The problem is that only so much can be done in class. What I am looking 
for is a tool with which I can correspond with the students. For 
instance, say a student adds two three digits numbers and makes a 
mistake. Or, to take another example, say a student investigating the 
behavior of a rational function near +3 "forgets" that the division has 
to be done in ascending powers of h.

It would be nice for me to see what they have done, mistake and all, 
and, since many of these mistakes have a very small number of sources, 
to have macros for me to give them an expanded hint as to what may have 
happened and/or to "remind" them of the consequences of what they have 
chosen to do.

But the mathematical language itself is very far from being complicated.

The idea would be for them to download one package with the appropriate 
class already in there.
Then, New would open a new file with the preamble already there and with 
begin document and end document already there and no way for them to 
write anywhere other than inbetween.

Then, the student wanting to do the addition would hit the macro 
addition that would give him the appropriate tabular to enter the digits

(Of course, a graphic interface would be nice but probably unattainable 
at this point.)

Hence my request about if any such thing would be at all "feasible" and, 
if so, of the kind of knowledge that would be necessary.


P. S.
I am intrigued by Trivedi's comment that "specialized macros will need a 
lot of maintenance". Could you elaborate?

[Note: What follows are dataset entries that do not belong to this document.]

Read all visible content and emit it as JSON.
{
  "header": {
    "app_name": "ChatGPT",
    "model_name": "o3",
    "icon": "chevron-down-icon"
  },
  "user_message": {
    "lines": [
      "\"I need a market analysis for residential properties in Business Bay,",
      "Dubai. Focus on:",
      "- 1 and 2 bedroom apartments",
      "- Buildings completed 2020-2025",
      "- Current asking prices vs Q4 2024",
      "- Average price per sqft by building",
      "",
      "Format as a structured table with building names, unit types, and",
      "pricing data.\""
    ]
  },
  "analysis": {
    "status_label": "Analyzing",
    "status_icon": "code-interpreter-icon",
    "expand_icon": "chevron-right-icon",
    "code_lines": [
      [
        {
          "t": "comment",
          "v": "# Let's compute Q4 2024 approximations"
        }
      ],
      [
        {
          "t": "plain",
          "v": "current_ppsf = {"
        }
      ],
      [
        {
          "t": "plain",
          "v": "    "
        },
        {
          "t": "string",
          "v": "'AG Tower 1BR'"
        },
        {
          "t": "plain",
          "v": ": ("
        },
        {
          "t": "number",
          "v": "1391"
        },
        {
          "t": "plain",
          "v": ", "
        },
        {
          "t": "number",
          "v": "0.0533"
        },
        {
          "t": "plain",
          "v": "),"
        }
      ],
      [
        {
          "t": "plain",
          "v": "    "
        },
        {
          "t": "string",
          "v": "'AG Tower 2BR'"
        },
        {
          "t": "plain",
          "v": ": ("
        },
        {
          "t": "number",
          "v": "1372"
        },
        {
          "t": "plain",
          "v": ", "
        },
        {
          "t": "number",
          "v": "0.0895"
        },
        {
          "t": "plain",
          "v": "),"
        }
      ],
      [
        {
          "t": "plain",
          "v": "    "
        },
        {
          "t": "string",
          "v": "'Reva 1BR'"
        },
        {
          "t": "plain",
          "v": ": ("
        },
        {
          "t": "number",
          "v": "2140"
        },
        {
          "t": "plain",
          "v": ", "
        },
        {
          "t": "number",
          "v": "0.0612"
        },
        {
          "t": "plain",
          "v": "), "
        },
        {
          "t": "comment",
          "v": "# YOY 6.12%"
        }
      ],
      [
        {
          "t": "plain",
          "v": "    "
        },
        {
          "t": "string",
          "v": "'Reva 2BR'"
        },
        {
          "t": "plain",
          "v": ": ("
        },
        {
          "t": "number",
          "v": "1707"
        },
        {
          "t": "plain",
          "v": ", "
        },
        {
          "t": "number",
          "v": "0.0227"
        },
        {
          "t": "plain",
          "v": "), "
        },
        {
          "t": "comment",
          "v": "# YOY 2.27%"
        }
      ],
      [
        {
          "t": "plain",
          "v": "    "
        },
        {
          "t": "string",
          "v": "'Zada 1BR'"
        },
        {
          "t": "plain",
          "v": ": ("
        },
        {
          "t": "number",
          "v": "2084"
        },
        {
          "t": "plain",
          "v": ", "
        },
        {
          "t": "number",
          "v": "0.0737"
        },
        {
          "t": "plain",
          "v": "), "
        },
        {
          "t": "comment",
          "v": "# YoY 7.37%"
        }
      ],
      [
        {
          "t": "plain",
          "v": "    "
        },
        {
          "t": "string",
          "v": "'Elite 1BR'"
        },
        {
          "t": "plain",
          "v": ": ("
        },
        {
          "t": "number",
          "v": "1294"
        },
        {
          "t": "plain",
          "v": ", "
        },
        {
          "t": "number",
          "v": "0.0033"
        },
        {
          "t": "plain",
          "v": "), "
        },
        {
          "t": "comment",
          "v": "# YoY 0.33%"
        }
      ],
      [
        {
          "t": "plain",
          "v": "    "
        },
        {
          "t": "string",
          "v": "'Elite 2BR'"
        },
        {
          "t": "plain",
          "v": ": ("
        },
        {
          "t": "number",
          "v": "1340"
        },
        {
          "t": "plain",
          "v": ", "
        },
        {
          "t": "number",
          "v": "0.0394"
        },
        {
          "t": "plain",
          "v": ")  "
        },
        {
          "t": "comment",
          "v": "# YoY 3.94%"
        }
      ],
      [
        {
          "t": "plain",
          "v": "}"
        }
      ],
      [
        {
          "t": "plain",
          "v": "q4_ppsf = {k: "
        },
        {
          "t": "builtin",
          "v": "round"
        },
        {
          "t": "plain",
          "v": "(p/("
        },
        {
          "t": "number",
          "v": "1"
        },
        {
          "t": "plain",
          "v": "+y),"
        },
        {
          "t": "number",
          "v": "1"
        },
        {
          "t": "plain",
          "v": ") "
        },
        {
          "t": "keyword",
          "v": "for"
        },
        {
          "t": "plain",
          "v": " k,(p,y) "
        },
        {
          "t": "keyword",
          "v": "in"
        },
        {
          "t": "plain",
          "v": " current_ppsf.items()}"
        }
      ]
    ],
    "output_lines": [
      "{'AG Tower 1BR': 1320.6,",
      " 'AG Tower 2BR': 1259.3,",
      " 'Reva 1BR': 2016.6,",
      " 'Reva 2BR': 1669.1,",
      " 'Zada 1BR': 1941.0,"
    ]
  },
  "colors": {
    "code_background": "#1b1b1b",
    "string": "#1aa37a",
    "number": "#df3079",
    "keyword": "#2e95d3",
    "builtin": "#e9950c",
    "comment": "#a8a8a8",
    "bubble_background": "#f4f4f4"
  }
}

Brophy's point that one "would have to decide exactly what mathematical 
structures and symbols needed to be included" is exactly to the point. 
Fortunately, it isn't much.

Even though Breitenbucher's students are a world away from mine, I will 
look up your site. I will also avail myself of the permission you gave 
me to write you.


>Alain Schremmer>
>>Would it be possible to design some sort of micro LaTeX package that 
>>could be put in the hand of beginning math students for them to 
>>communicate with their teacher?
>>Of course, the students I am thinking of already have trouble with 
>>Word's math editor.
>>In other words, it would have to be completely macro driven from a much 
>>simplified "LaTeX panel" in TeXshop.
>>What I am asking is what kind of work would be involved and what 
>>background would be necessary.
>Let me try to steer away from that path. Here's why:
>1) Students dont learn "LaTeX". If they ever need to use it again, they will have to relearn LaTeX.
>2) Your specialized macros will need a lot of maintenance. I often find that first attempts at solving user issues are never the last ones.
>My suggestion:
>1) Use one class to show them how to do basic stuff that you expect them to do. Show them how to use the latex environment (in your case gwTeX + TeXShop).
>2) Give them a copy of The Not So Short Introduction to LaTeX. Or atleast give them the link to it. 
>Make sure they have the tables which tells them how to typeset \alpha, \sum, etc.
>3) Mentionthe verbatim environment. If there are some hard things they cannot figure out, they can use it (only inthe beginning) to have a crude output. They can change that when they learn more.
>I beieve this is a better solution in the short term and in the long term. It will create more independent LaTeX users.